美丽心灵美丽心灵论坛主办创刊号康复从享受生活开始——分裂症患者家属经验谈编辑：土豆一、精神病与诺贝尔奖2003年中央电视台高端人物访谈栏目，记者询问诺贝尔奖得主纳什先生：“您这些年是怎样和疾病斗争的?”纳什只回答了五个字——“我享受生活”。

人们没有听到他与精神病抗争的悲壮历程，而是听到“享受生活”这样乐观的人生态度。

为了告诉正在痛苦中经受折磨的患者的父母亲们，我有责任写出儿子康复的故事，真诚的对大家说：坚定我们对孩子的伟大爱心，得病没什么，相信科学，自强不息，您的孩子肯定会有希望!二、承认有病是第一步正在痛苦中挣扎的父母们，您想过没有，耽误病情的，正是您们自己。

不敢正视，犹豫不决，放任自流，埋怨医生，都是没用的。

我儿子的康复是长达五年的磨难换来的。

1996年孩子大学毕业，工作受挫。

当时我太忙，发现他不吃不喝，精神恍惚，自说自笑，什么也不干时，我并没有认识到是精神病(其实是主观上不愿承认)，而是以为他消极、懒惰，大声责骂他，逼他去找工作，现在想起来非常痛心。

后来，他的情况越发不好，疑病倾向十分严重。

当我发现时，他已看遍了北京市各大医院，有厚厚的十几本病例了。

每天都编出严重的病情去化验、打针、要求手术，我怎么也想不通，这样漂亮健康的儿子会变成这样!因为缺少精神病知识，沦于世俗，不敢正视精神病，虽然看过六院的很多名医，效果并不好。
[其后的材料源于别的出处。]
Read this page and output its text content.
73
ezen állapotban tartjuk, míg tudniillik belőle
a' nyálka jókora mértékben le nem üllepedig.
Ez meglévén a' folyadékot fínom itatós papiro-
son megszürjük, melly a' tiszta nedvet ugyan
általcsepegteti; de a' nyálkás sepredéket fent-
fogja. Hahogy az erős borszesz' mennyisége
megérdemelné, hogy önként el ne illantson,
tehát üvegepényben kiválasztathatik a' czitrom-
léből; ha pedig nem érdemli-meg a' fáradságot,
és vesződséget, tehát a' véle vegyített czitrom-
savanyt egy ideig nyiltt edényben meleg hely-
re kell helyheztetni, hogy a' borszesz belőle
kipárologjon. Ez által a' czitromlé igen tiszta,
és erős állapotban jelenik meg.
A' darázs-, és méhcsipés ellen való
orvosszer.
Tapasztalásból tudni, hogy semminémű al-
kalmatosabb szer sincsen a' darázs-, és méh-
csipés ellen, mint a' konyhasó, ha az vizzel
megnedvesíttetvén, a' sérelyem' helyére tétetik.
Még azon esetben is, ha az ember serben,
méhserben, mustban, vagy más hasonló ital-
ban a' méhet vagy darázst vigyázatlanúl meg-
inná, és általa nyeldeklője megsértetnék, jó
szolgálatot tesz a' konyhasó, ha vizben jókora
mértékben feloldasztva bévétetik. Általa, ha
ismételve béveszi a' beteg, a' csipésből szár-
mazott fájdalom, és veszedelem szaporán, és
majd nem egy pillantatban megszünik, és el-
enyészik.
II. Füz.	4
直到读了《精神康复报》，她就像一盏明灯，慢慢照亮了我迷茫心。

我如饥似渴，每期不落，又买了大量书籍，拼命的学习研究。

看着儿子荒废，像一个游魂，急死都没有用，只有知识才能唤起心灵的智慧。

三、认识症状和吃药儿子不认为自笑、幻听、呆坐是病态，不吃药，我就根据所学的知识告诉他，这是典型的精神病症状，姚大夫也语气平和地劝告他，吃了药才能去工作。

就这样，从半片维思通开始，一片、二片……能正常服药了。

几个月后，儿子能自述幻听、幻觉、怀疑、敌视这些症状，并且认识到，吃药可以有效地控制这些病态。